Un sasso nello stagno, una scossa alla stagnazione?
«L’impegno civile c’era già nel nostro dna. Taluni di noi avevano ruotato attorno al mondo di Alex Langer e dei Verdi. Tuttavia non volevamo parlare solo a questo tipo di utenza. Non volevamo creare un prodotto di nicchia».
Come va interpretato l’assalto a Salto, la mossa di Ebner/Athesia nei vostri confronti?
«Va collegato, secondo me, con i tentativi di Athesia di influenzare prima le candidature e poi la campagna elettorale».
Pertanto c’entrerebbero le prossime elezioni d’autunno?
«C’entrano, eccome. Ma penso anche che il gruppo Athesia abbia una propria strategia. C’è chi è seguito dai giornali, chi invece viene costantemente oscurato. Per esempio, la campagna elettorale di Spagnolli (eletto senatore) è stata in buona misura oscurata».
E Salto che ruolo ha in tutto questo?
«Noi cerchiamo di illuminare angoli che, diversamente, resterebbero al buio. E a Ebner questo dà evidentemente fastidio. Una volta ci ha definiti “sotto la soglia di attenzione”».
Non più, par di capire…
«Con questa mossa ammette che non siamo più così insignificanti e stiamo interferendo in un settore che Athesia intende solo come monopolio. Per quanto riguarda l’opinione pubblica di lingua tedesca ma non solo».
Anche la formica può fare ombra all’elefante?
«Sì, e l’elefante ha risposto, mi pare, in modo scomposto».
La richiesta-danni per 150 mila euro da parte di Ebner/Athesia le ha tolto il sonno?

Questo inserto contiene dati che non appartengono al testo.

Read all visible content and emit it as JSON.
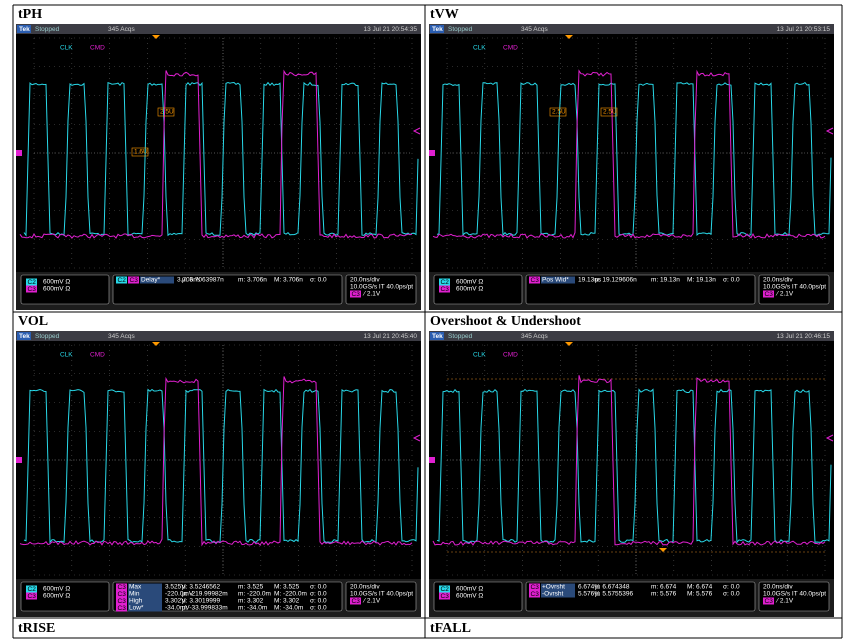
{
  "panels": [
    {
      "label": "tPH",
      "scope": {
        "brand": "Tek",
        "status": "Stopped",
        "acqs": "345 Acqs",
        "timestamp": "13 Jul 21 20:54:35",
        "ch_labels": [
          "CLK",
          "CMD"
        ],
        "cursor_labels": [
          "2.5U",
          "1.6U"
        ],
        "channels": [
          {
            "ch": "C2",
            "scale": "600mV Ω"
          },
          {
            "ch": "C3",
            "scale": "600mV Ω"
          }
        ],
        "measurements": [
          {
            "sources": [
              "C2",
              "C3"
            ],
            "name": "Delay*",
            "value": "3.706ns",
            "mean": "μ: 3.7063987n",
            "min": "m: 3.706n",
            "max": "M: 3.706n",
            "std": "σ: 0.0"
          }
        ],
        "timebase": {
          "scale": "20.0ns/div",
          "rate": "10.0GS/s IT 40.0ps/pt",
          "trigger_source": "C3",
          "trigger": "⁄ 2.1V"
        }
      }
    },
    {
      "label": "tVW",
      "scope": {
        "brand": "Tek",
        "status": "Stopped",
        "acqs": "345 Acqs",
        "timestamp": "13 Jul 21 20:53:15",
        "ch_labels": [
          "CLK",
          "CMD"
        ],
        "cursor_labels": [
          "2.5U",
          "2.5U"
        ],
        "channels": [
          {
            "ch": "C2",
            "scale": "600mV Ω"
          },
          {
            "ch": "C3",
            "scale": "600mV Ω"
          }
        ],
        "measurements": [
          {
            "sources": [
              "C3"
            ],
            "name": "Pos Wid*",
            "value": "19.13ns",
            "mean": "μ: 19.129606n",
            "min": "m: 19.13n",
            "max": "M: 19.13n",
            "std": "σ: 0.0"
          }
        ],
        "timebase": {
          "scale": "20.0ns/div",
          "rate": "10.0GS/s IT 40.0ps/pt",
          "trigger_source": "C3",
          "trigger": "⁄ 2.1V"
        }
      }
    },
    {
      "label": "VOL",
      "scope": {
        "brand": "Tek",
        "status": "Stopped",
        "acqs": "345 Acqs",
        "timestamp": "13 Jul 21 20:45:40",
        "ch_labels": [
          "CLK",
          "CMD"
        ],
        "cursor_labels": [],
        "channels": [
          {
            "ch": "C2",
            "scale": "600mV Ω"
          },
          {
            "ch": "C3",
            "scale": "600mV Ω"
          }
        ],
        "measurements": [
          {
            "sources": [
              "C3"
            ],
            "name": "Max",
            "value": "3.525V",
            "mean": "μ: 3.5246562",
            "min": "m: 3.525",
            "max": "M: 3.525",
            "std": "σ: 0.0"
          },
          {
            "sources": [
              "C3"
            ],
            "name": "Min",
            "value": "-220.0mV",
            "mean": "μ: -219.99982m",
            "min": "m: -220.0m",
            "max": "M: -220.0m",
            "std": "σ: 0.0"
          },
          {
            "sources": [
              "C3"
            ],
            "name": "High",
            "value": "3.302V",
            "mean": "μ: 3.3019999",
            "min": "m: 3.302",
            "max": "M: 3.302",
            "std": "σ: 0.0"
          },
          {
            "sources": [
              "C3"
            ],
            "name": "Low*",
            "value": "-34.0mV",
            "mean": "μ: -33.999833m",
            "min": "m: -34.0m",
            "max": "M: -34.0m",
            "std": "σ: 0.0"
          }
        ],
        "timebase": {
          "scale": "20.0ns/div",
          "rate": "10.0GS/s IT 40.0ps/pt",
          "trigger_source": "C3",
          "trigger": "⁄ 2.1V"
        }
      }
    },
    {
      "label": "Overshoot & Undershoot",
      "scope": {
        "brand": "Tek",
        "status": "Stopped",
        "acqs": "345 Acqs",
        "timestamp": "13 Jul 21 20:46:15",
        "ch_labels": [
          "CLK",
          "CMD"
        ],
        "cursor_labels": [],
        "channels": [
          {
            "ch": "C2",
            "scale": "600mV Ω"
          },
          {
            "ch": "C3",
            "scale": "600mV Ω"
          }
        ],
        "measurements": [
          {
            "sources": [
              "C3"
            ],
            "name": "+Ovrsht",
            "value": "6.674%",
            "mean": "μ: 6.674348",
            "min": "m: 6.674",
            "max": "M: 6.674",
            "std": "σ: 0.0"
          },
          {
            "sources": [
              "C3"
            ],
            "name": "-Ovrsht",
            "value": "5.576%",
            "mean": "μ: 5.5755396",
            "min": "m: 5.576",
            "max": "M: 5.576",
            "std": "σ: 0.0"
          }
        ],
        "timebase": {
          "scale": "20.0ns/div",
          "rate": "10.0GS/s IT 40.0ps/pt",
          "trigger_source": "C3",
          "trigger": "⁄ 2.1V"
        }
      }
    }
  ],
  "footer_labels": [
    "tRISE",
    "tFALL"
  ]
}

«No, mi ha fatto molto arrabbiare. Per fortuna in questo momento Salto gode di una situazione economica molto più solida rispetto a qualche anno fa. Perché anche noi percepiamo il finanziamento pubblico per l’editoria. Certo, che se dovessimo pagare, saremmo molto indeboliti».
Intimiditi o sopraffatti?
«Penso che la risposta e l’indignazione di così tante persone che hanno manifestato solidarietà a Salto ci consentano di non essere né intimoriti né sopraffatti. Noi siamo convinti che la scompostezza di questa azione è stata compresa. Per Salto è stata l’occasione di spiegare e far conoscere i motivi della propria esistenza».
Oltre trecento firme di solidarietà. Ve le aspettavate?
«Non ce le aspettavamo, nonostante siamo la terza piattaforma della provincia di Bolzano con 20-30 mila contatti al giorno. Ci sono tuttavia molte persone che hanno contratti con enti pubblici le quali, pur manifestando solidarietà a Salto, non hanno voluto, o potuto, firmare con nome e cognome. Per paura di ritorsioni. Perché qui il monopolio si difende con i denti».
Oltre che grave è anche amaro.
“Certo, questa è la distorsione del mercato che Salto cerca con fatica di far saltare. Ed è un problema che riguarda anche i trentini».
E adesso che cosa farete?
«Cercheremo di tenere alta l’attenzione e continueremo a informare l’opinione pubblica, come abbiamo sempre fatto».